Beatrice was still crying. Her room was near the nursing station and she was huddled on the floor under a blanket with an electric heater under it. Her roomate was distressed. "She's going to light the place on fire!"
"Beatrice?" I tried to coax her out from her tent. She jumped out, knocking a glass of orange juice to the floor. She began to cry, sitting down in the juice with her blanket.
"I feel so awful! I'm spilling everything!"
"It's okay." I reassured her. "I'll clean it up. Why don't you go have a cigarette, and then I'll give you something for the pain?"
I hate to recommend smoking, but for people in that much distress it went a long way to calm jangled nerves.
She got up and went out the room. Her roomate, lying on the bed, told me:
"Beatrice asked me for some money because she wanted to get a friend to smuggle some dilaudid in here for her. I don't even know what dilaudid is."
And so my day went.
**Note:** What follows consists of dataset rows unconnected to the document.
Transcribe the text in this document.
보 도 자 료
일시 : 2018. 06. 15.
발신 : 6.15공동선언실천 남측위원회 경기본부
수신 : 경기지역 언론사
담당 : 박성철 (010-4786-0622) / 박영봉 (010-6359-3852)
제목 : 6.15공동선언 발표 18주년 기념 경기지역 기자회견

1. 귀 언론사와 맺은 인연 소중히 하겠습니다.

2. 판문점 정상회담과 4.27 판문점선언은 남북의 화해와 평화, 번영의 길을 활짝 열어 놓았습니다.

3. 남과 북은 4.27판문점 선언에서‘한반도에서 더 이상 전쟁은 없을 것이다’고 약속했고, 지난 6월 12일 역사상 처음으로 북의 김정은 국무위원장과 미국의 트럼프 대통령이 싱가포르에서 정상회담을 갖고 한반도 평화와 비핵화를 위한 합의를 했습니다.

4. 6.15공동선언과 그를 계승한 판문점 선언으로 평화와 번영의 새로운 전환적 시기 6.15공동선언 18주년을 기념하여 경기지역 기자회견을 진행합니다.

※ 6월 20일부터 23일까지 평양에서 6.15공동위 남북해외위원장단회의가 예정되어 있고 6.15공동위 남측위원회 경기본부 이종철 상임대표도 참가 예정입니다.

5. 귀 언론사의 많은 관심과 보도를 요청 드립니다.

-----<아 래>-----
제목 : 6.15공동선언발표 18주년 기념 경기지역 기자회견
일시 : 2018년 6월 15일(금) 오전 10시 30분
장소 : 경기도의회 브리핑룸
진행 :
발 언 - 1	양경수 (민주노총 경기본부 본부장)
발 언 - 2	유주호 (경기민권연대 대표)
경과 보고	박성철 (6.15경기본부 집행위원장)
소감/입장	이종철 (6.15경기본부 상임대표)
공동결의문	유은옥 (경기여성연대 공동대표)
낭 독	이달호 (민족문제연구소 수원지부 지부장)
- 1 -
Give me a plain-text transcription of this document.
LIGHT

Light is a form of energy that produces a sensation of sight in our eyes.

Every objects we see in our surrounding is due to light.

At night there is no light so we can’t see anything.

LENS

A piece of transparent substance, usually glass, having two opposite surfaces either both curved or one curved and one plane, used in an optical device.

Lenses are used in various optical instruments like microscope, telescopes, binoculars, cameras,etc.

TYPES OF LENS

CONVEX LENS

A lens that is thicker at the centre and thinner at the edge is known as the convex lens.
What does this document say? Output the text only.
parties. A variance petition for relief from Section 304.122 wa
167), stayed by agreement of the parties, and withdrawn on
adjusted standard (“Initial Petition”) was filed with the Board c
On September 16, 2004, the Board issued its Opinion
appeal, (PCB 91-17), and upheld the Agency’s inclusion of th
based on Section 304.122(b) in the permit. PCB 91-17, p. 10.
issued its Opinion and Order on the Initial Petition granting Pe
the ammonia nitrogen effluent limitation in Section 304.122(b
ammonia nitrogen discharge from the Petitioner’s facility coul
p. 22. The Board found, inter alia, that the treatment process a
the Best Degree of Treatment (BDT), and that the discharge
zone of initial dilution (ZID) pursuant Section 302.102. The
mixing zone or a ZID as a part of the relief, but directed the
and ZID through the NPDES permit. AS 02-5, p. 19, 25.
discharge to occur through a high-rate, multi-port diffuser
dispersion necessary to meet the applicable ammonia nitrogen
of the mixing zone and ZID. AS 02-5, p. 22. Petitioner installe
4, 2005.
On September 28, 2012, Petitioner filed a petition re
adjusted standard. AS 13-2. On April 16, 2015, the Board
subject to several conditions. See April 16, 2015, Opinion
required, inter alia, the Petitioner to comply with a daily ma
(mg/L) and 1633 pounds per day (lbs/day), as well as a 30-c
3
Karen yelled and cried for 3 hours before leaving. We phoned ahead to the women's shelter and asked them to put her on suicide alert. The crowing glory was just after dinner, I heard someone shout my name, and I raced out of the nursing station to find the night attendent holding Jason against the wall. He was white as a sheet and tried to throw an arm around my neck as he slipped to the floor. He was a big guy, about 250 lbs, and I ducked out of his grasp and instead pushed him against the wall as I helped him collapse slowly. Then I got my stethoscope and listen to his falling blood pressure, managed to get him into a wheelchair and then into bed, and then called 911.
The detox center is not an acute medical facility, so anyone that turns critical we have to send to emergency. The paramedics came and put him in a stretcher and whisked him away. As I was trying to finish my charting, Beatrice came in crying and saying that the night attendant had been rude to her in front of the otehr patients and she wanted to make a complaint.
I went home feeling a little stressed. Sometimes people say, "Oh, I could never do a job like that!" My answer is that I couldn't either, if I had to do it full-time. I'm sure I would burn out. Some days are laid-back and easy-going, others are just one giant hullaballoo.

2 comments:

Alpha Davies said...

oh my goodness, my day PALES in comparison to this! i love you and miss you, keep relying on God, he's the only one that can turn a day like that into a good one.
see you in 2 weeks!~
<3

Miriam said...

And I thought my days were busy and varied... but I generally have much pleasanter and simpler things to deal with than you do!